A student needs to solve 4 × ? = 28. She tries subtracting: 28 − 4 = 24, and writes 24 as her answer. What is wrong with her approach?
ASubtraction is the right operation, but she should keep subtracting 4 until she reaches 0
BAn unknown factor problem asks what multiplies by 4 to give 28 — that's a division relationship, not subtraction. She should think: 28 ÷ 4 = ?
CShe should add 4 repeatedly until she reaches 28
DSubtraction works here, but she made an arithmetic error; she needs to subtract again
Unknown factor problems are division in disguise. '4 × ? = 28' asks: 'What number, multiplied by 4, gives 28?' This is exactly 28 ÷ 4 = ?. Subtracting once gives 24, which is not the answer — there is no meaningful connection between a single subtraction and finding a missing factor. The most direct path is to recall the multiplication fact: 4 × 7 = 28, so ? = 7.
Question 2 Multiple Choice
A student correctly solves ? × 6 = 42 and gets 7. Her classmate says she's wrong because 'the unknown must come second.' Is the classmate correct?
AYes — unknown factors must always appear in the second position for the equation to be solvable
BNo — multiplication is commutative, so ? × 6 and 6 × ? are equivalent; 7 is correct either way
CYes — when the unknown comes first, it is a different type of problem with a different answer
DNo, but she must rewrite it as 6 × ? = 42 and solve again to confirm
The commutative property guarantees that ? × 6 = 6 × ? for any value of ?. The position of the unknown — first or second — does not change the answer or the strategy. Verify: 7 × 6 = 42 ✓. If the first-position setup feels uncomfortable, mentally rewrite ? × 6 = 42 as 6 × ? = 42, then solve. The answer remains 7. Practicing both positions builds the flexibility that algebra will later require.
Question 3 True / False
The equation 3 × ? = 18 and the division problem 18 ÷ 3 = ? are two different questions with different answers.
TTrue
FFalse
Answer: False
They are the same question expressed two different ways. Both ask: 'What number, when multiplied by 3, gives 18?' The unknown factor approach uses multiplication knowledge (3 × 6 = 18). The division approach computes 18 ÷ 3 = 6. Both arrive at ? = 6 because an unknown factor problem IS division — the link between multiplication and division is the entire key insight of this topic.
Question 4 True / False
Knowing the multiplication fact 9 × 7 = 63 immediately gives you the answer to the unknown factor problem ? × 7 = 63.
TTrue
FFalse
Answer: True
? × 7 = 63 asks for the number that, multiplied by 7, gives 63. Since 9 × 7 = 63, the answer is ? = 9. The fact family connects everything: 9 × 7 = 63 and 7 × 9 = 63 both answer unknown factor problems for the same three numbers. This is why building multiplication fact fluency is the direct path to solving unknown factor problems — no additional procedures are needed.
Question 5 Short Answer
Explain why an unknown factor problem like 5 × ? = 40 is the same as a division problem. What is the connection between the two?

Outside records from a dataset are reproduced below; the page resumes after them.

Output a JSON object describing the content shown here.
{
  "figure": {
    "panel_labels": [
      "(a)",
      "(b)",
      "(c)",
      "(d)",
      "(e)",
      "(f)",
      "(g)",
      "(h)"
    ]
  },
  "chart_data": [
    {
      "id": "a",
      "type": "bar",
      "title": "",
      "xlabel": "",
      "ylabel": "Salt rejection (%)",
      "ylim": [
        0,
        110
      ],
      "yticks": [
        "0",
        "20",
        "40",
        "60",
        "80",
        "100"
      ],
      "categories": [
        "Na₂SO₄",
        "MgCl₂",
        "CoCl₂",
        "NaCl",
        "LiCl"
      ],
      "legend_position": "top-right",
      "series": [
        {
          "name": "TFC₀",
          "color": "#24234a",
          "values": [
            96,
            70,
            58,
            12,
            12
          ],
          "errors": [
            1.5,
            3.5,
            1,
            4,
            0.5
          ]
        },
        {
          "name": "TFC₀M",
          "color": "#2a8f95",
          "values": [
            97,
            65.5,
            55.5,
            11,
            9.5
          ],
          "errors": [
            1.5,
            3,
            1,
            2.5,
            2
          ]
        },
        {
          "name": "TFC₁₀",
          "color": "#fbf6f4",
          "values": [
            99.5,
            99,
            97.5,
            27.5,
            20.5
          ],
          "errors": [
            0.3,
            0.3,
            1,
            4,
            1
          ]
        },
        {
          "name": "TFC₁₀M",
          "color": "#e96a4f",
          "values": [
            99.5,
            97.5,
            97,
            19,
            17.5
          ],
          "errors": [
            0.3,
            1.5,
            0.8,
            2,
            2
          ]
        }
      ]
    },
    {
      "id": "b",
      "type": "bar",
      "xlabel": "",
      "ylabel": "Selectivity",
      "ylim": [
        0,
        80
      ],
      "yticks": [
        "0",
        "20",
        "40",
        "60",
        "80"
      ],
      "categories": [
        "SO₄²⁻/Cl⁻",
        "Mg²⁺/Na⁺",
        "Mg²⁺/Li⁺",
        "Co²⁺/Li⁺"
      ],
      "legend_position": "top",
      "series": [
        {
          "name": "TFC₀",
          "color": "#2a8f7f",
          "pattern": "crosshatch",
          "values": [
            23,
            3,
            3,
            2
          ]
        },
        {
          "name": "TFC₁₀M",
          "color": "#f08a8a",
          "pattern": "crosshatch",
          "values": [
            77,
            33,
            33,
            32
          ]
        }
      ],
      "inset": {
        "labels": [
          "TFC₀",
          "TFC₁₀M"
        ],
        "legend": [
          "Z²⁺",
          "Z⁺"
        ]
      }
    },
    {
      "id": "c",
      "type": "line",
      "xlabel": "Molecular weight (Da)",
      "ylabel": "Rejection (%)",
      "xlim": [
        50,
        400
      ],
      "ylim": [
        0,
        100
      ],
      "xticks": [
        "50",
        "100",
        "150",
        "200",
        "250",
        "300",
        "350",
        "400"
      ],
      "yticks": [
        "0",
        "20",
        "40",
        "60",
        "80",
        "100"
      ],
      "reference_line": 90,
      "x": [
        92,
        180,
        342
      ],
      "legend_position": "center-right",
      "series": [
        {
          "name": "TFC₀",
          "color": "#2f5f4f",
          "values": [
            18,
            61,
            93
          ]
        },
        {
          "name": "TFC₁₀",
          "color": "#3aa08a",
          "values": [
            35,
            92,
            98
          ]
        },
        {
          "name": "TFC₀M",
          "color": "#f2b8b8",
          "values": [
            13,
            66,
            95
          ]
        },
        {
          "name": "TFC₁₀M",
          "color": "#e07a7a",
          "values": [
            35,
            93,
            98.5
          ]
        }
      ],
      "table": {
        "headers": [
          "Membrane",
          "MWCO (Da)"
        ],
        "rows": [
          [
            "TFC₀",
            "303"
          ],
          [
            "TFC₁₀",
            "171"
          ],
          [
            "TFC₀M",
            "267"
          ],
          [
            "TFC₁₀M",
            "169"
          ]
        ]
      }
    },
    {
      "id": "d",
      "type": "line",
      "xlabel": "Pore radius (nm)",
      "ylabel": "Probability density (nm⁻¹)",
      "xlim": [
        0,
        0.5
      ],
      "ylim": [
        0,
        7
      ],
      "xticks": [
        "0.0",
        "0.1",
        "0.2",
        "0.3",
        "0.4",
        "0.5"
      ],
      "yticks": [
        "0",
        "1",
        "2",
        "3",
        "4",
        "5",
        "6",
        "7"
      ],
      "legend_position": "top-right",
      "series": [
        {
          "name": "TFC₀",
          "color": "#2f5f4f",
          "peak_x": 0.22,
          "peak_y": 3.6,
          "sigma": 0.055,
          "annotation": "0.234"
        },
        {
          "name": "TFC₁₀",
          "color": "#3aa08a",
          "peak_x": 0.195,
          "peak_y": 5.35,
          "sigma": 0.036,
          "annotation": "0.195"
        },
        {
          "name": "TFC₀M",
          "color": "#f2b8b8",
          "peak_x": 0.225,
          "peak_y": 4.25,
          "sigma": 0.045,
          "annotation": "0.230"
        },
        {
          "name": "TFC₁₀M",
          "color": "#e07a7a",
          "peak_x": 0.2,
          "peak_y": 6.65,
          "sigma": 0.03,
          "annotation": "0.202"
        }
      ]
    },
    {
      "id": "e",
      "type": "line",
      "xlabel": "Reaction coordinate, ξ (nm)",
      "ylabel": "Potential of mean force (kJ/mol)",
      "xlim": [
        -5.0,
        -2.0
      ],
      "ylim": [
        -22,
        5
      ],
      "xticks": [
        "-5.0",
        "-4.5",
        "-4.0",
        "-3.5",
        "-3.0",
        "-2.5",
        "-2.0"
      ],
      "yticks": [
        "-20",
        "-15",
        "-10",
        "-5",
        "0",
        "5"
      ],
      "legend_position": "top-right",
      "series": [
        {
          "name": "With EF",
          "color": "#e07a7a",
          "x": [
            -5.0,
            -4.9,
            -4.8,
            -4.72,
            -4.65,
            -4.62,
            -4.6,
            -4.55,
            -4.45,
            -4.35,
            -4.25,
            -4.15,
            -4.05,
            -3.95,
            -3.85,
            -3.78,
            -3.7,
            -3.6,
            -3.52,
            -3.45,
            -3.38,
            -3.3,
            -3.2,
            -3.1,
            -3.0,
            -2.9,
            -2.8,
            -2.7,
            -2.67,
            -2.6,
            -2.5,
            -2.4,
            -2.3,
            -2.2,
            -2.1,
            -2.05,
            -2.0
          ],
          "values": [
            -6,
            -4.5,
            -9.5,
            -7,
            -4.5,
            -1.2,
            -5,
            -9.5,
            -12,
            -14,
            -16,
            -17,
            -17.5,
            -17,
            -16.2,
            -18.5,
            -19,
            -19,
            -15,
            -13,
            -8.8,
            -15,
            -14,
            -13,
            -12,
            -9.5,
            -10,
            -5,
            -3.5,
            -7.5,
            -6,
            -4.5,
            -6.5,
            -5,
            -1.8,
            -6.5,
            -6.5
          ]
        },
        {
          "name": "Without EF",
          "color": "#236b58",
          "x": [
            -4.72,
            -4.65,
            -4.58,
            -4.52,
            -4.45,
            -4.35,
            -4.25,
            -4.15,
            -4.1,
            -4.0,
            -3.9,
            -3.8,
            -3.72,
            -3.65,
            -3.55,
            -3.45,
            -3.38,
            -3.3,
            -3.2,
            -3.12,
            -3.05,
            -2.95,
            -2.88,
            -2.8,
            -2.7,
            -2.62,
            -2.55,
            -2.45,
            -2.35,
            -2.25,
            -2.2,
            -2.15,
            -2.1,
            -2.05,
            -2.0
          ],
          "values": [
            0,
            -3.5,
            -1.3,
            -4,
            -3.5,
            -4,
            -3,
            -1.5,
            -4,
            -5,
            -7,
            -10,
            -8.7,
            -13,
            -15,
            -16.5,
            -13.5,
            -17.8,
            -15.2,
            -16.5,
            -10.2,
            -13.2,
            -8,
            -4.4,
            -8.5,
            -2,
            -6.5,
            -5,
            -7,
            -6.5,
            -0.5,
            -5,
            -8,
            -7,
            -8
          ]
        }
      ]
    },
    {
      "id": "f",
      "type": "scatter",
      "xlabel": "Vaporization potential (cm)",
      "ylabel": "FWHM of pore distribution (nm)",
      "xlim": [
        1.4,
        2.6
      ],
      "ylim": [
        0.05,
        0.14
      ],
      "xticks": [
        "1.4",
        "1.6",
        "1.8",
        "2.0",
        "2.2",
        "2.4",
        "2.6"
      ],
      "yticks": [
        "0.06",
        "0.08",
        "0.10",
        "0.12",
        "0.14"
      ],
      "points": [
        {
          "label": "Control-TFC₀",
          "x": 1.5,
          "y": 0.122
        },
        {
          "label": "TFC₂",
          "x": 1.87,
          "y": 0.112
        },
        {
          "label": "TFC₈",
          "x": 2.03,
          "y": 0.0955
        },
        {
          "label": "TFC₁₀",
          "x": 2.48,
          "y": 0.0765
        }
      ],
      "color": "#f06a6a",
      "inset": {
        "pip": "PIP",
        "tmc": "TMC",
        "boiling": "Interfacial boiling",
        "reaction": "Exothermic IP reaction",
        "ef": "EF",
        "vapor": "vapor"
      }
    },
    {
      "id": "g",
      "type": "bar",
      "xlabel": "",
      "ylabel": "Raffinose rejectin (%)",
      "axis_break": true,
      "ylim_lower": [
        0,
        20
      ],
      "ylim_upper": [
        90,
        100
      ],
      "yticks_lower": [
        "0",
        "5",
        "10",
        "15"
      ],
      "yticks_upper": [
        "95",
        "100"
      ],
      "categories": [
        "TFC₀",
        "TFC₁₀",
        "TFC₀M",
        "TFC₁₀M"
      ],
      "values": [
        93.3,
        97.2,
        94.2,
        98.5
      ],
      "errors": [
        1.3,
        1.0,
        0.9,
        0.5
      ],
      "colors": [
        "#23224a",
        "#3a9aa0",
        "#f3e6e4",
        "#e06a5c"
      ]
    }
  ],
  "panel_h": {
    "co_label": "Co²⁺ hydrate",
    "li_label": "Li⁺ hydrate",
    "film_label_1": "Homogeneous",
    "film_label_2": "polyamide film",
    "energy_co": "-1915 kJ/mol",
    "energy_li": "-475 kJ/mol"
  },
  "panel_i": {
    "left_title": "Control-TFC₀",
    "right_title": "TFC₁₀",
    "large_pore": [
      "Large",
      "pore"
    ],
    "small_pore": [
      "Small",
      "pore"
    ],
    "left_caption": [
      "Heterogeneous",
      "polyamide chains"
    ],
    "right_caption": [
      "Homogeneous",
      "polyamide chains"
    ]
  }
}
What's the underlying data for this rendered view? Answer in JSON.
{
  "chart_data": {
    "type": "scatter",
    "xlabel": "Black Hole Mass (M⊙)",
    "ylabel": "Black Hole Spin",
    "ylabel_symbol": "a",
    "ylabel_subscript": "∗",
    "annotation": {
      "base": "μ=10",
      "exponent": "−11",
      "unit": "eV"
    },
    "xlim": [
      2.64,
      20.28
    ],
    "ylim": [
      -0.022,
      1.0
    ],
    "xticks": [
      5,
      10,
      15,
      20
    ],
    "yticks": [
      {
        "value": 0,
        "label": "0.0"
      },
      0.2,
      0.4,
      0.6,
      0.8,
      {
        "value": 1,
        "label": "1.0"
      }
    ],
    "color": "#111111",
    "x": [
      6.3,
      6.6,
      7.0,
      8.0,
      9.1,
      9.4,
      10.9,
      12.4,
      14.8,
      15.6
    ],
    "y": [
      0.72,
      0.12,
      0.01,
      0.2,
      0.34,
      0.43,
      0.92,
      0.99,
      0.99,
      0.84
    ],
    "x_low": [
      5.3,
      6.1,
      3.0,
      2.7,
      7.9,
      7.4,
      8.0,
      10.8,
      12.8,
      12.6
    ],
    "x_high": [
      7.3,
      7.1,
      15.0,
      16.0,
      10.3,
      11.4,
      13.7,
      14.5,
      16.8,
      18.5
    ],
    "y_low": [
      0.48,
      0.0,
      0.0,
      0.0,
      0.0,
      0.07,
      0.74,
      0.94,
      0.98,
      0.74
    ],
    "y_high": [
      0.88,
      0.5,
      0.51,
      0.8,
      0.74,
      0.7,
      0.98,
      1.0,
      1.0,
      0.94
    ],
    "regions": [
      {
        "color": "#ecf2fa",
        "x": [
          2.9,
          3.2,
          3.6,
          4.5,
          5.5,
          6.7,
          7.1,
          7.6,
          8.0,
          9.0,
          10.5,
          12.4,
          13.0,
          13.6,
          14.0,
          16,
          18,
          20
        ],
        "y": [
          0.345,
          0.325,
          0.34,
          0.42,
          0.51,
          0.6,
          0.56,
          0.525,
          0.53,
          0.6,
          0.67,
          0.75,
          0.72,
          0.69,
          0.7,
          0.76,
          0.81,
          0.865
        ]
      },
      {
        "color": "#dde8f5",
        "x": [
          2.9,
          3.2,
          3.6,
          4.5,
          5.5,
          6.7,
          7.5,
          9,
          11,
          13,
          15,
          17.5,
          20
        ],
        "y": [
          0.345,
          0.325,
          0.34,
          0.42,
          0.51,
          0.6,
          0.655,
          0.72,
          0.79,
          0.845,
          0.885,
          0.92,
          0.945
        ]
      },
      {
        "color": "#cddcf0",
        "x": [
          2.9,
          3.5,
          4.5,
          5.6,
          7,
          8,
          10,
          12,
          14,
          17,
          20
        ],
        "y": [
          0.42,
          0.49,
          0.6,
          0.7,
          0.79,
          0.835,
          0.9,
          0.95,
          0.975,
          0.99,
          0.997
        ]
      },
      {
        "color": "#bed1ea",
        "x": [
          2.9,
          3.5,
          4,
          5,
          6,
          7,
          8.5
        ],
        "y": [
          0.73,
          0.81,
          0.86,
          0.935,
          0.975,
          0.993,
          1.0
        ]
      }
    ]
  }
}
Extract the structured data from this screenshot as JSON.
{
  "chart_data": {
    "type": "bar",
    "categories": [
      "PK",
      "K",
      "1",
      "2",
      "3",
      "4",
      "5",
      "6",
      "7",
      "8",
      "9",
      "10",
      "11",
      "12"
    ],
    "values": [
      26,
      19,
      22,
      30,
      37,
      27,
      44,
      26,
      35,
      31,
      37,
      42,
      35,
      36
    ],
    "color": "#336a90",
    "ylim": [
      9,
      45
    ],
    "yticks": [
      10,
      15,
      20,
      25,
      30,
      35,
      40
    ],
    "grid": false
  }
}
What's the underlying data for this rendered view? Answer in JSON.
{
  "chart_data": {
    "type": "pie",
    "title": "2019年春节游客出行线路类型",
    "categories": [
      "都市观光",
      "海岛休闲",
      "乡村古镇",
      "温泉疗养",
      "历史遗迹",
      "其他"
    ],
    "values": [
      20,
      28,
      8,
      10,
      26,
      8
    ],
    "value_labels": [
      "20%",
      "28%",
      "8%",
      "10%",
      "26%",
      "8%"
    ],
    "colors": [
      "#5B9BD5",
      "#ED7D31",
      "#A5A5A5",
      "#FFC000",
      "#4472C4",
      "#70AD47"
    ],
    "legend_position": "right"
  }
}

Think about your answer, then reveal below.
Model answer: An unknown factor problem asks: 'What number multiplied by 5 gives 40?' Division asks exactly the same thing: 40 ÷ 5 = ?. Both seek the same unknown. The connection is that multiplication and division are inverse operations. If 5 × 8 = 40, then 40 ÷ 5 = 8, and ? = 8 in 5 × ? = 40. They are three ways of expressing the same relationship among the numbers 5, 8, and 40.
This equivalence is the bridge from multiplication to division and eventually to algebra. Recognizing that 'find the missing factor' and 'divide' describe the same operation is a conceptual milestone. The same fact family (5 × 8 = 40, 8 × 5 = 40, 40 ÷ 5 = 8, 40 ÷ 8 = 5) captures all the relationships among those three numbers — a pattern that extends into every equation-solving situation students will encounter later.